A monitoring project in the Burdekin has found that up to 20 percent of irrigation used on participating cane farms is being lost to runoff – costing growers money on fertilisers and water.  

NQ Dry Tropics’ Landscape Resilience project monitored irrigation events on farms located around the Lilliesmere Lagoon sub catchment, near Ayr.

The project, funded by the Queensland Government’s Regional Natural Resource Management Investment Program, aimed to help growers better understand the extent of their irrigation losses, and how excess runoff affects water quality in adjacent wetland systems and the Great Barrier Reef.

NQ Dry Tropics’ Project Officer Lisa Pulman said that participating farmers received a monitoring report, as well as advice on how to address their water losses.

“These detailed results provided growers with data they need to make practice changes to reduce water losses, such as updating irrigation pumps, and installing recycle pits to capture and reuse runoff on crops, Ms Pulman said.

“These changes will save money, and also help prevent excess water entering waterways, where it contributes to weed growth that impacts fish and bird habitat”, she said.

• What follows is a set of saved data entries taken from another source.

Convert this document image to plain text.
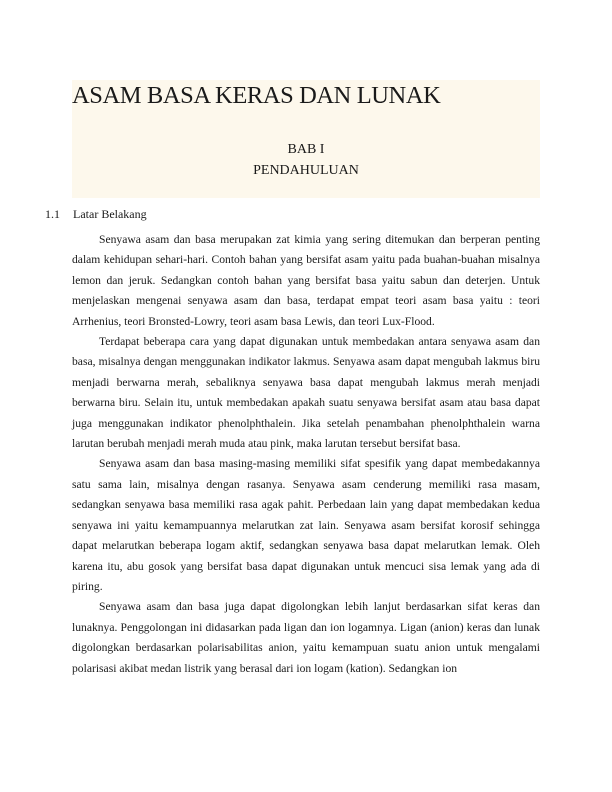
ASAM BASA KERAS DAN LUNAK
BAB I
PENDAHULUAN
1.1 Latar Belakang

Senyawa asam dan basa merupakan zat kimia yang sering ditemukan dan berperan penting dalam kehidupan sehari-hari. Contoh bahan yang bersifat asam yaitu pada buahan-buahan misalnya lemon dan jeruk. Sedangkan contoh bahan yang bersifat basa yaitu sabun dan deterjen. Untuk menjelaskan mengenai senyawa asam dan basa, terdapat empat teori asam basa yaitu : teori Arrhenius, teori Bronsted-Lowry, teori asam basa Lewis, dan teori Lux-Flood.

Terdapat beberapa cara yang dapat digunakan untuk membedakan antara senyawa asam dan basa, misalnya dengan menggunakan indikator lakmus. Senyawa asam dapat mengubah lakmus biru menjadi berwarna merah, sebaliknya senyawa basa dapat mengubah lakmus merah menjadi berwarna biru. Selain itu, untuk membedakan apakah suatu senyawa bersifat asam atau basa dapat juga menggunakan indikator phenolphthalein. Jika setelah penambahan phenolphthalein warna larutan berubah menjadi merah muda atau pink, maka larutan tersebut bersifat basa.

Senyawa asam dan basa masing-masing memiliki sifat spesifik yang dapat membedakannya satu sama lain, misalnya dengan rasanya. Senyawa asam cenderung memiliki rasa masam, sedangkan senyawa basa memiliki rasa agak pahit. Perbedaan lain yang dapat membedakan kedua senyawa ini yaitu kemampuannya melarutkan zat lain. Senyawa asam bersifat korosif sehingga dapat melarutkan beberapa logam aktif, sedangkan senyawa basa dapat melarutkan lemak. Oleh karena itu, abu gosok yang bersifat basa dapat digunakan untuk mencuci sisa lemak yang ada di piring.

Senyawa asam dan basa juga dapat digolongkan lebih lanjut berdasarkan sifat keras dan lunaknya. Penggolongan ini didasarkan pada ligan dan ion logamnya. Ligan (anion) keras dan lunak digolongkan berdasarkan polarisabilitas anion, yaitu kemampuan suatu anion untuk mengalami polarisasi akibat medan listrik yang berasal dari ion logam (kation). Sedangkan ion
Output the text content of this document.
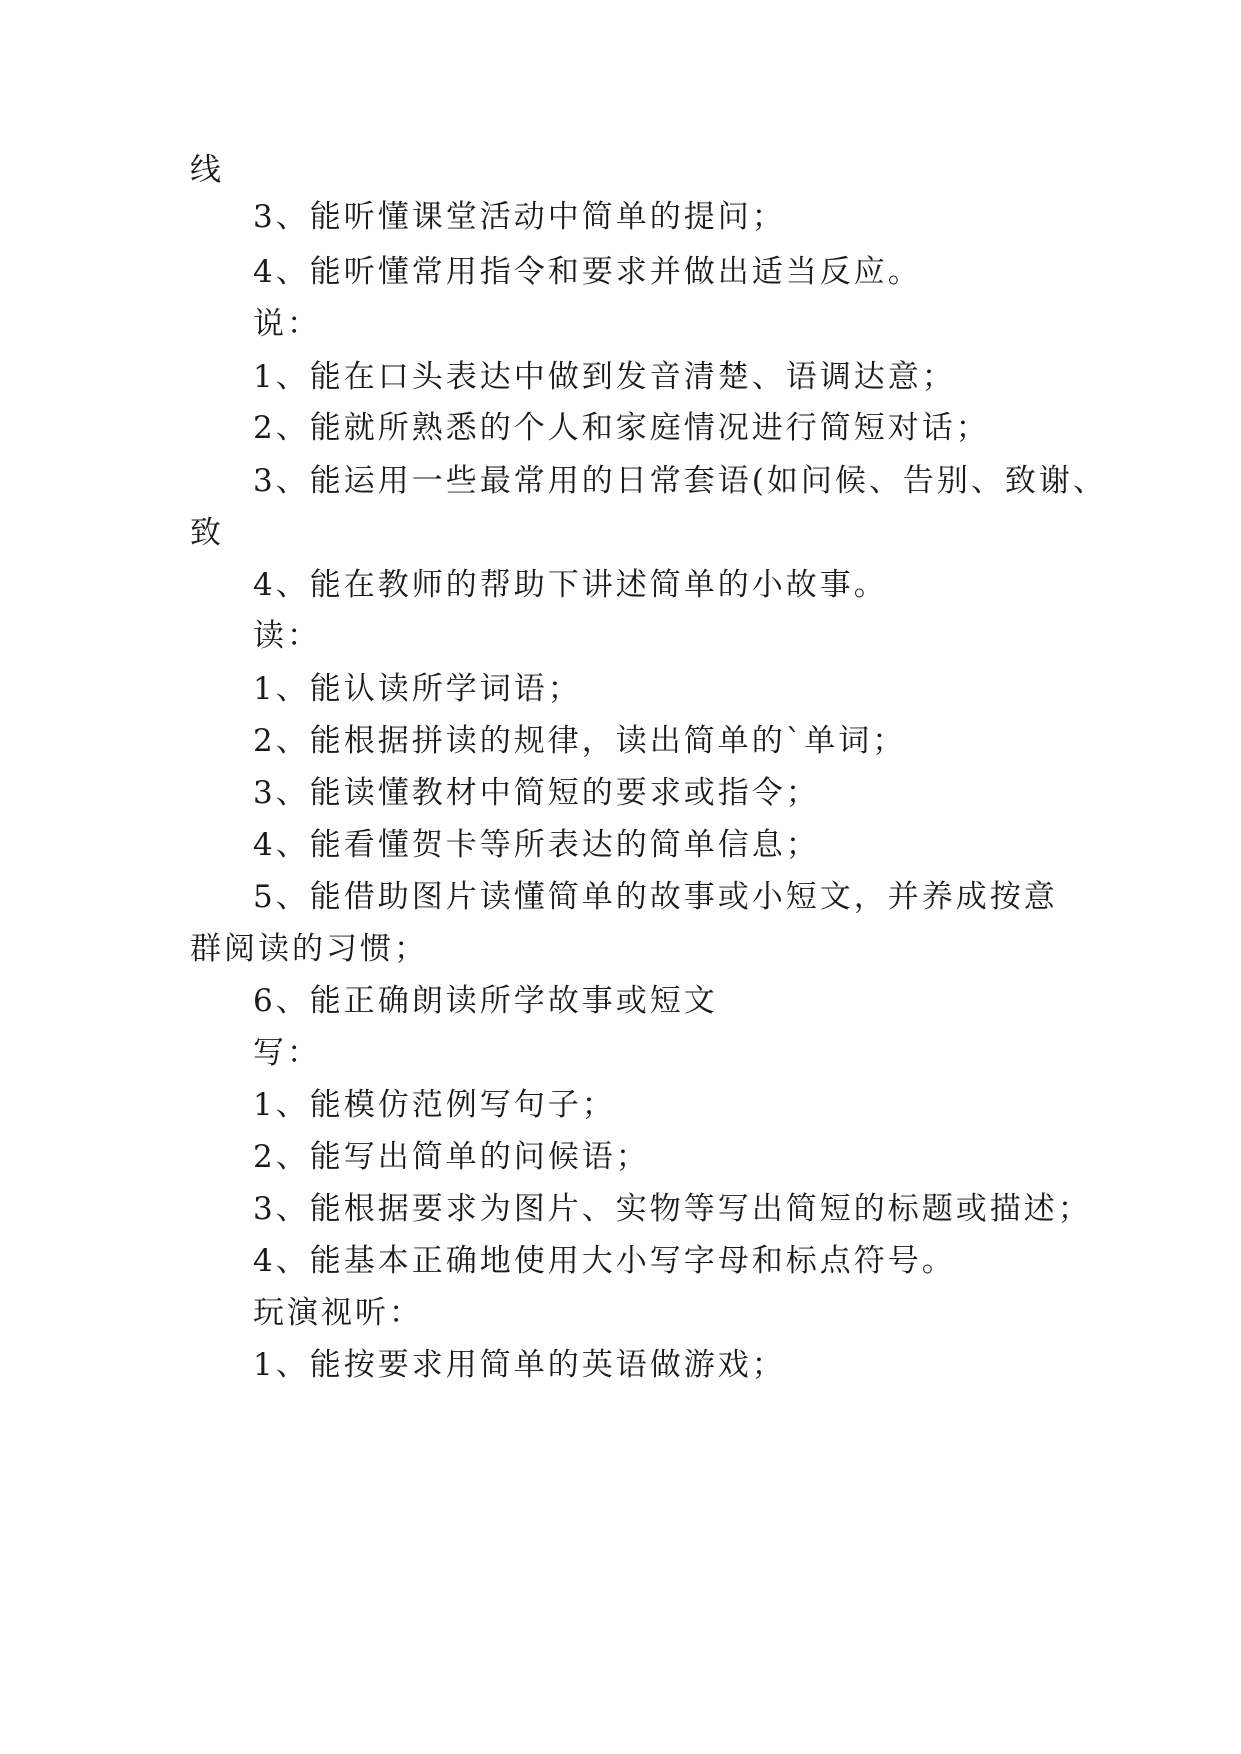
线
3、能听懂课堂活动中简单的提问；
4、能听懂常用指令和要求并做出适当反应。
说：
1、能在口头表达中做到发音清楚、语调达意；
2、能就所熟悉的个人和家庭情况进行简短对话；
3、能运用一些最常用的日常套语(如问候、告别、致谢、
致
4、能在教师的帮助下讲述简单的小故事。
读：
1、能认读所学词语；
2、能根据拼读的规律，读出简单的`单词；
3、能读懂教材中简短的要求或指令；
4、能看懂贺卡等所表达的简单信息；
5、能借助图片读懂简单的故事或小短文，并养成按意
群阅读的习惯；
6、能正确朗读所学故事或短文
写：
1、能模仿范例写句子；
2、能写出简单的问候语；
3、能根据要求为图片、实物等写出简短的标题或描述；
4、能基本正确地使用大小写字母和标点符号。
玩演视听：
1、能按要求用简单的英语做游戏；
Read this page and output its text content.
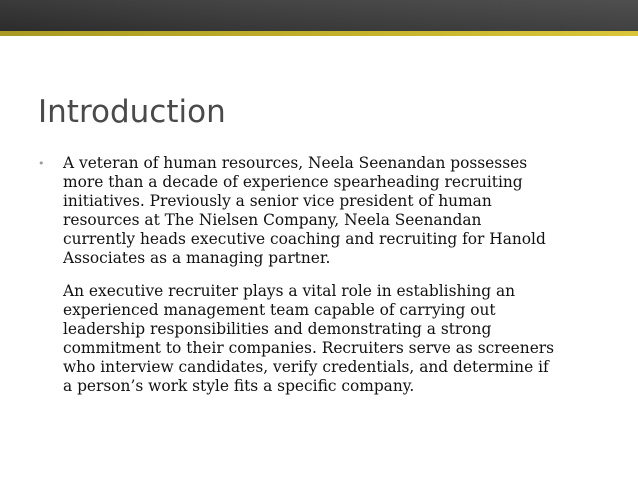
Introduction
•	A veteran of human resources, Neela Seenandan possesses
more than a decade of experience spearheading recruiting
initiatives. Previously a senior vice president of human
resources at The Nielsen Company, Neela Seenandan
currently heads executive coaching and recruiting for Hanold
Associates as a managing partner.

An executive recruiter plays a vital role in establishing an
experienced management team capable of carrying out
leadership responsibilities and demonstrating a strong
commitment to their companies. Recruiters serve as screeners
who interview candidates, verify credentials, and determine if
a person’s work style fits a specific company.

Participating grower Paul Villis said that having hard data on water losses was the first step towards fixing the issue:

“Before we started this project we didn’t have numbers on what’s running off, so once you’ve got the numbers you can look at doing something about it”, Mr Villis said.

“We’re looking at going to automated flood irrigation, so instead of actually having to be here to change the sets when they’re through, they’ll automatically change to the next set. Hopefully it’s a win-win, for our business and also the environment”, he said.

Main photo: NQ Dry Tropics Project Officer Lisa Pulman with Ayr cane grower Paul Villis.